In November 2012, as an early and severe flu season bore down on North America, the news from the US Centers for Disease Control and Prevention (CDC) in Atlanta, Georgia, was reassuring. "So far, this season, most (90%) of the influenza viruses … are well-matched to the 2012–2013 influenza vaccine; this should mean that the vaccine will offer good protection," the agency stated.
Yet vaccine effectiveness against H3N2, the main flu strain circulating that season, proved to be only 46% in adults aged 18–49, 50% in those aged 50–64, and a dismal 9% in people aged over 65, a vulnerable group. Flu hospitalizations and deaths were the highest in almost a decade. What went wrong?

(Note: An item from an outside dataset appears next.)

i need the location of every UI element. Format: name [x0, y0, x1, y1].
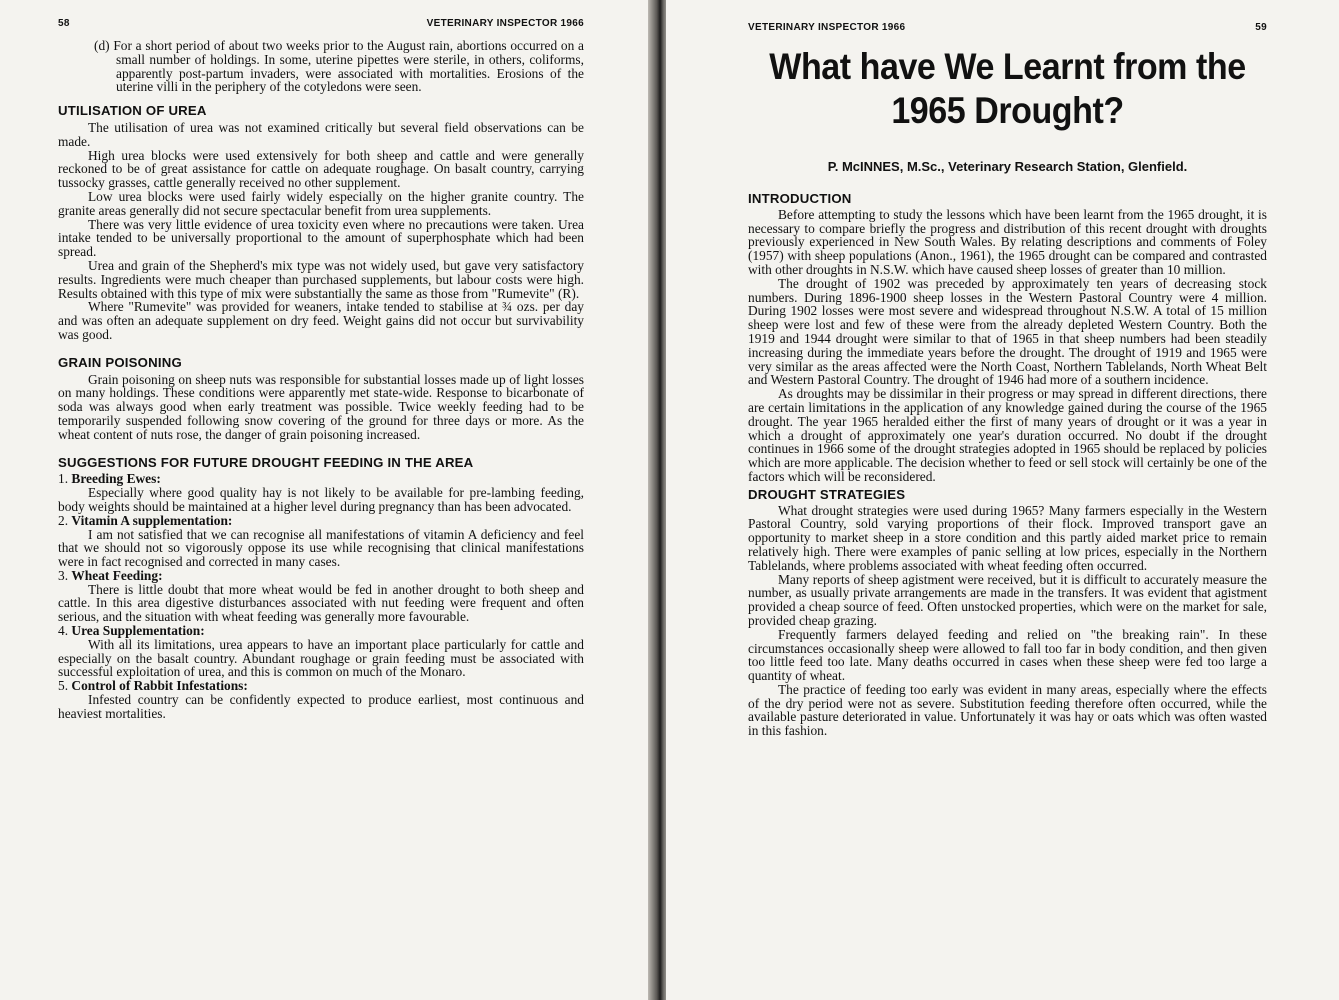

Research published on 25 March in PLoS ONE1 by Danuta Skowronski from the BC Centre for Disease Control in Vancouver, British Columbia, and colleagues at other Canadian public-health research centres, shows that the H3N2 vaccine strain selected by the World Health Organization (WHO) was indeed well matched to the wild viruses circulating at the time. But the strain sent to vaccine makers — which is first adapted to grow better in the hens' eggs used to produce the vaccine — was mismatched and poorly effective, they find.
The likely cause, the scientists found, is three mutations in the egg-adapted strain that were not present in the WHO strain, resulting in changes at key sites of the haemagglutinin surface protein known to affect antibody responses.